Reese knew the plan. Kaden knew the plan. Even if they didn't explicitly know it, Mark and Dale knew what Tessa was about to do. As decided by Tessa, the rest of the camps weren't to know the truth until forty-eight hours from now. The only way to rebuild hope was to fear that it had been gone forever.

Once she received his message as night fell, Tessa slipped out of the base. She maneuvered her way down the streets of Manhattan towards her fate, and hoped she would maintain the upper hand.

She knew what she had to do.

There was no going back.

But if she kept up the pretense and her friends kept up the plan, they could defeat Menoetius once and for all. Just play the part, and things would be fine.

Tessa repeated the plan to herself mentally as she approached the meeting place, a desolate parking garage.

Her footsteps echoed of the cinderblock walls like the beats of a dying heart. Each one felt thunderous, before fading off into a distant memory, a plea for help. Inside her chest, her own heartbeat hammered through her veins, and she willed them into compliance. Now was not the time to get cold feet.

Their rendezvous was going to be short, she knew that much. It was a quarter to midnight, the ending notes to a powerful symphony, the closing credits. Things would end after this, one way or another.

And that's what she wanted. For all of this to end.

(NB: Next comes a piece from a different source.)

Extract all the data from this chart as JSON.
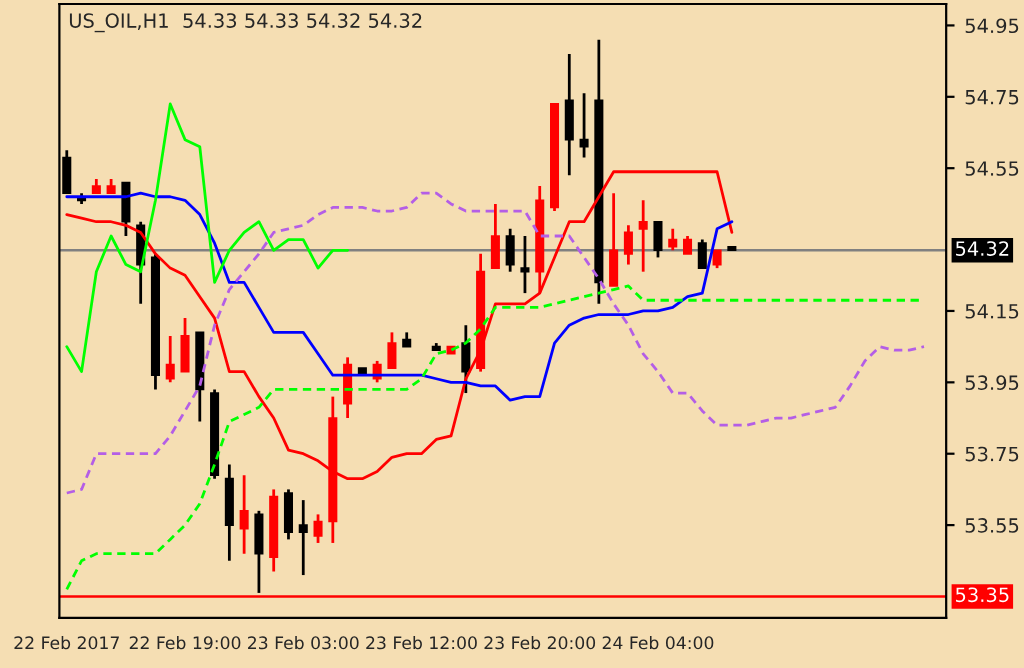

"I see you got my message."

She stiffened, turning her head as if to glance over her shoulder. She didn't need to look to ensure that he was there, in the shadows, just like he always was.

"What can I say?" She began, cynical to a point. "You made me an offer I couldn't refuse."

He chuckled, his own footsteps like gunshots. "I have that effect sooner or later."

She took a deep breath, quelling every nerve in her body telling her to run, to go back on this. "So when do I begin?"

He was behind her now. She could feel his presence the way you could feel the looming depths of the sea while standing on the shore. There, whether you wanted to realize it or not.

"This was the right decision," He said softly, twirling a strand of her hair around his finger. She resisted a shiver of repulsion. "I hope you know that."

"If I didn't, I wouldn't be here."

"And how do I know this isn't a trick?"

"You're not bleeding out on the ground, are you?"

She could imagine his curling smile in her head. She tried to swipe the image from her head, but as if he knew, he kept it in her mind. Watching her. A permanent reminder.

"Relax, Tessa," He began in a hypnotic voice. "It'll all be over soon."

He pressed a gloved finger to the back of her neck, and suddenly, her life was flashing before her closed eyes. Those days by the sea, her mother's warm embrace, her friends at her side, a city in smolders. She could hear their cries, see their dead eyes. Gone, dragged to the depths below.

A shock rippled down her spine, and she gasped for air.

And when Tessa Brennan opened her eyes, she did not know who she was. She did not know who she had been. Instead, she only had one purpose. The purpose she'd been created for. She was a weapon, now and forevermore.

Poised and aimed to kill the man who now thought he could control her.

But Tessa was as much a part of the sea as it was a part of her.

No one could control her.

And Menoetius would find that out the hard way.